Weitzmann, in this impassioned book that swirls sometimes chaotically from personal to historical reflections, sets out to understand the reasons for the scourge and to cut through what he sees as persistent French obfuscation of it ... In moving passages, he describes the deaths of his father, who worked for a theater company, and his great-uncle, a Resistance war hero. Both men, at the ends of their lives, had to endure signs of France’s anti-Semitic reawakening ... Hate is at times a sloppy, frustrating and repetitive book. It aspires to reportage without much of the hard-won, on-the-ground reporting needed to undergird that ambition. It often reads as awkwardly translated French ... It can veer close to psychobabble ... But it is redeemed by often illuminating intensity as it grapples with an unresolved French and European quandary ... [Weitzmann] is cleareyed about what the banal anti-Semitism coursing through blighted projects has wrought. What Weitzmann does not do is propose solutions, even if one is implicit in his unflinching account: France needs an honest confrontation with the untamed demons in its midst.
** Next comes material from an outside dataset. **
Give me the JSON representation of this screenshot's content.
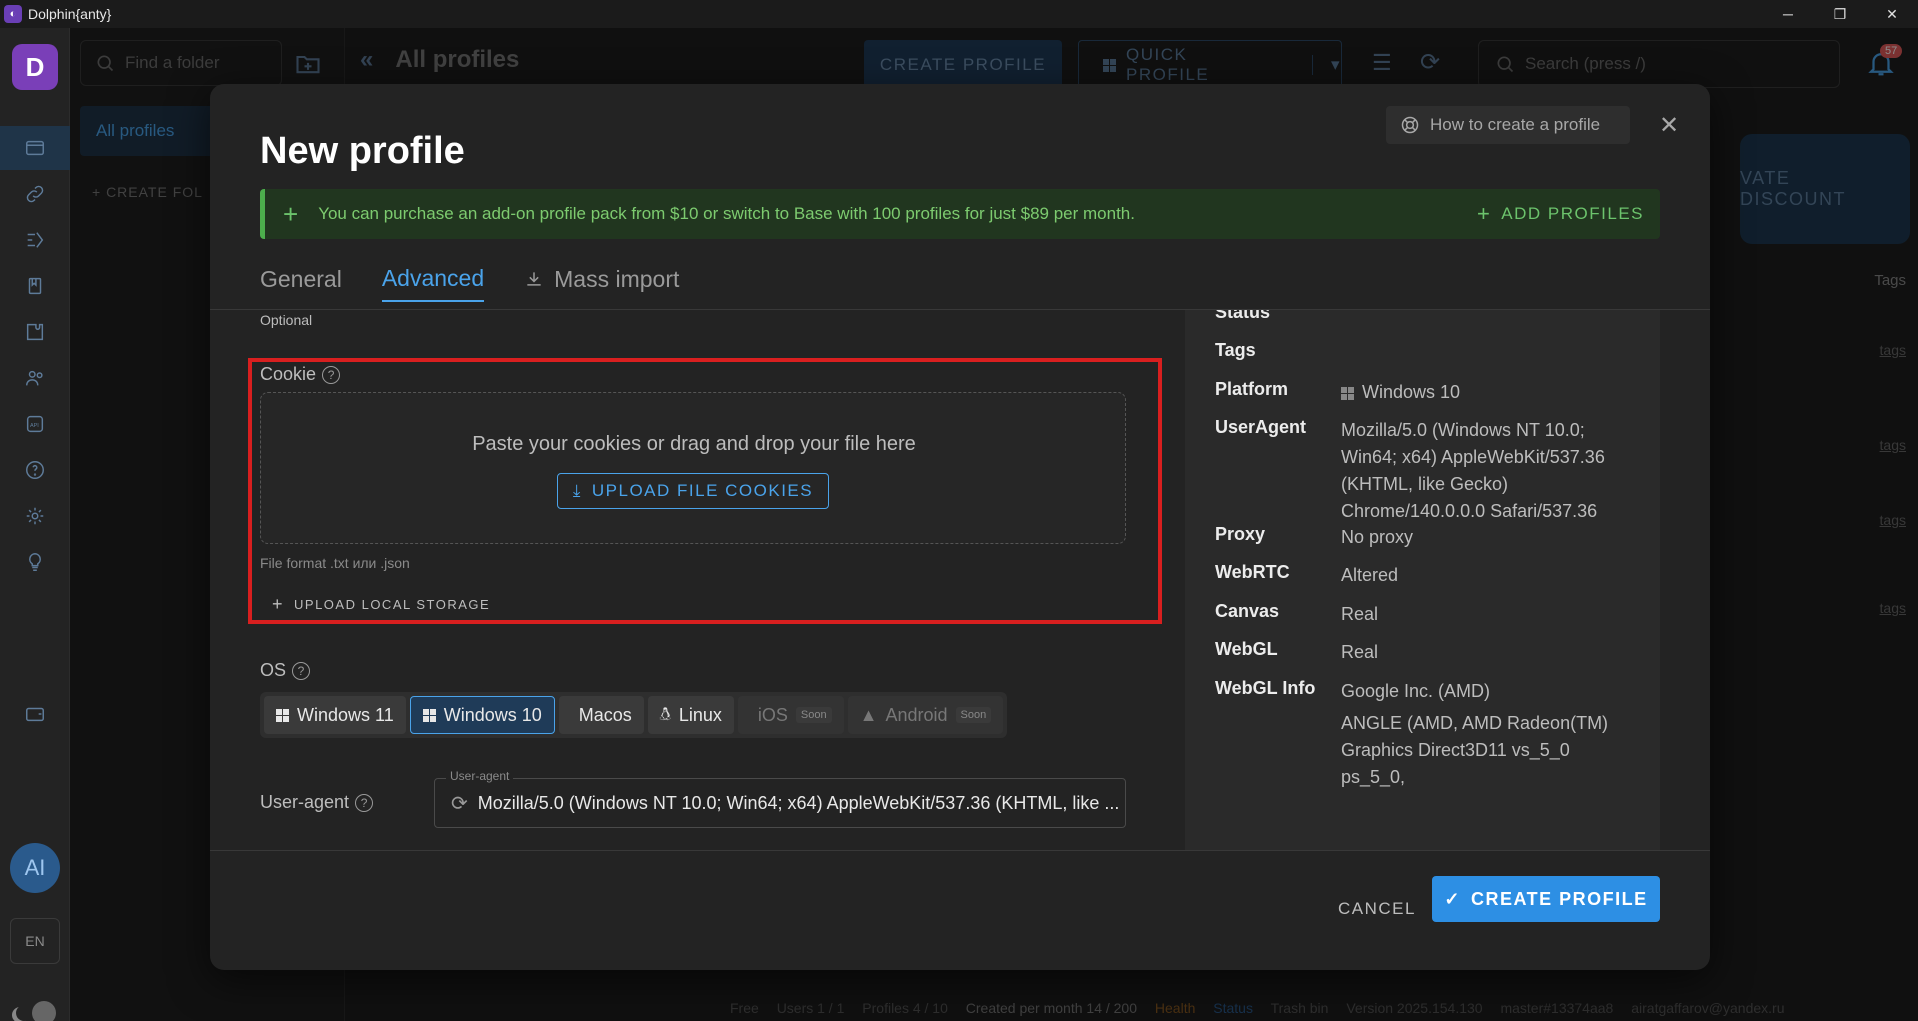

Weitzmann’s excellent book is a stellar focus upon the major influences producing an increase in anti-Semitism in France during the past 30 years. Thanks to the author’s careful research, Hate is more than an analysis of recent anti-Semitic attacks. It has become a signpost, signaling where terrorists might strike next ... The author attempts to leverage his family’s experiences related to fighting anti-Semitism, with his general political and social research and useful interviews with key players. While a noble effort, it falls a little flat due to inadequate relevancy. The influence of the author’s family just did not appear highly germane. In terms of editing, this book would be enhanced with the addition of visual aids, including diagrams and links to relevant videos of anti-Semitic acts. Otherwise, the translation and editing appear quite solid ... The author’s research is spot on and relevant. His writing is swift, vital and enlightening. Jews are not safe in France and elsewhere today. Marc Weitzmann has given us a blueprint of dangerous religious hatred that harkens to the Holocaust, with a promise of terror yet to come.